The output indicates that the system does not reach equilibrium for a load $$w^{max}$$ = 5.85 MN/m. The last stable case in the preceding listing is for a load of 5.80 MN/m. These results bound the value computed with the analytical solution.

The distribution of bending moments and shear forces before collapse can be obtained from the file “plasticmoment_580.f3sav”—see Figure 4 and Figure 5.

The location of the failed hinge can be seen by plotting the link yield state indicators in the $$y$$-rotation degree-of-freedom, as seen in Figure Figure #plastichingesbeam-yieldstate. Note that only one of each pair of nodes has a link, so the side of the element connected to that node will display the “No Link” state. The plot indicates that the plastic hinge developes at link 12. Each element has a length 0.5 m; thus, the failed link is located at a distance of 6 m. This is within reasonable agreement with the analytical solution in the closed form solution that predicts a value of $$x_D$$ = 5.86 m. The plastic hinge can also be observed by the plot of magnified geometry and displacement, as shown in Figure 6 for the limiting plastic moment approach.

Figure 4: Distribution of bending moments before failure for double-node approach (w = 5.8 MN/m).

Figure 5: Distribution of shear forces before failure for double-node approach (w = 5.8 MN/m).
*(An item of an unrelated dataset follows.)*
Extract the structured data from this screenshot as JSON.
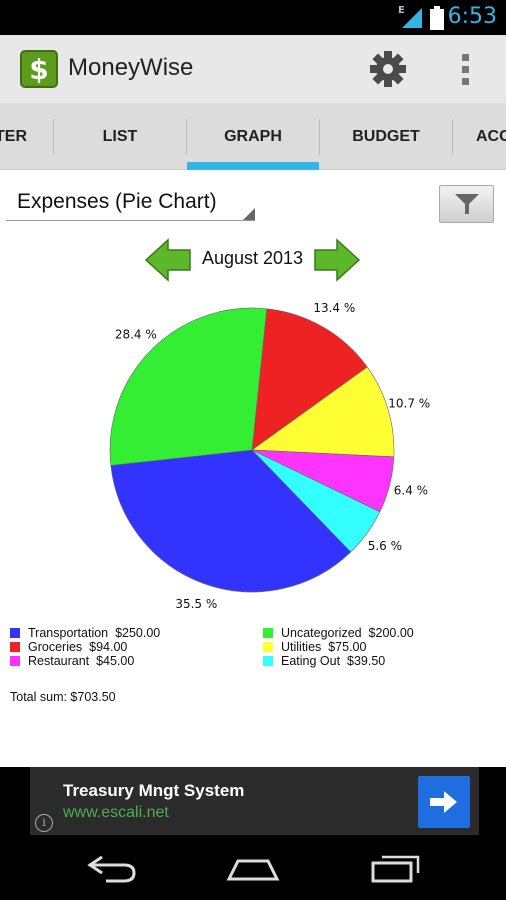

Figure 6: Magnified beam geometry and displacement vectors for limiting plastic moment approach.

Reference

Riley, W. F. and L. Zachary. Introduction to Mechanics of Materials. New York: John Wiley & Sons Inc. (1989).

Data Files

plastic-moment.dat

model new
model large-strain off
fish automatic-create off
;
struct beam create by-line (0,0,0) (10,0,0) segments 20
; Tag nodes with names
struct node group 'Begin'  range position-x 0
struct node group 'End'    range position-x 10
; beam properties
struct beam property young 210e3 poisson 0.3
struct beam property cross-sectional-area 1.0 moi-y 0.083 moi-z 0.083 ...
moi-polar 1.25e-4 plastic-moment 50
; fix b.c. for external nodes
struct node fix velocity rotation-x rotation-z range group 'Begin'
struct node fix velocity-y velocity-z rotation-x rotation-z range group 'End'
; apply bending moment
struct node apply moment (0,-50,0) range group 'Begin'
; take a history
model history mechanical ratio-local
;
fish define find_critical_load
loop global load (5.5,6.5,0.05) ; Load is global just so you can see
; progress in the FISH browser
local starting_cycles = mech.step
global filename = 'plasticmoment_' + string(load*100)
command
history purge
struct beam apply (0,[-load])
model solve ratio-local 1e-5 or cycles 100000
model save [filename]
end_command
local solve_cycles = mech.step - starting_cycles
local line = 'STABLE'
if solve_cycles >= 100000
line = 'UNSTABLE (maximum steps reached)...'
else if load > 6.5
line = 'STABLE and LAST'
end_if
io.out(line)
if line # 'STABLE'
exit loop
end_if
end_loop
end
[find_critical_load]
model save 'plasticmoment_final'
program return


double-node.dat

model new
model large-strain off
fish automatic-create off
; Created the beam using the separated keyword so elements do not share nodes
struct beam create by-line (0,0,0) (10,0,0) segments 20 distinct
; Tag nodes with names
struct node group 'Begin'  range position-x 0
struct node group 'End'    range position-x 10
; beam properties
struct beam property young 210e3 poisson 0.3
struct beam property cross-sectional-area 1.0 moi-y 0.083 moi-z 0.083 ...
moi-polar 1.25e-4
; Boundary Conditions for end nodes
struct node fix velocity rotation-x rotation-z range group 'Begin'
struct node fix velocity-y velocity-z rotation-x rotation-z range group 'End'
; Create links and set their conditions and properties
struct node join
struct link attach rotation-y normal-yield
struct link property rotation-y stiffness 3.0e6 yield-tension 50 ...
yield-compression 50
; apply bending moment
struct node apply moment (0,-50,0) range group 'Begin'
; Take some histories
model history mechanical ratio-local
; FISH function to keep increasing applied load till plastic failure.
fish define find_critical_load
loop global load (5.5,6.5,0.05) ; Global so it appears in the FISH browser
local starting_cycles = mech.step
local filename = 'doublenode_' + string(load*100)
command
history purge
struct beam apply (0,[-load])
model solve ratio-local 1e-5 or cycles 100000
model save [filename]
end_command
local solve_cycles = mech.step - starting_cycles
local line = 'STABLE'
if solve_cycles >= 100000
line = 'UNSTABLE (maximum steps reached)...'
else if load > 6.5
line = 'STABLE and LAST'
end_if
io.out(line)
if line # 'STABLE'
exit loop
end_if
end_loop
end
[find_critical_load]
model save 'doublenode_final'
program return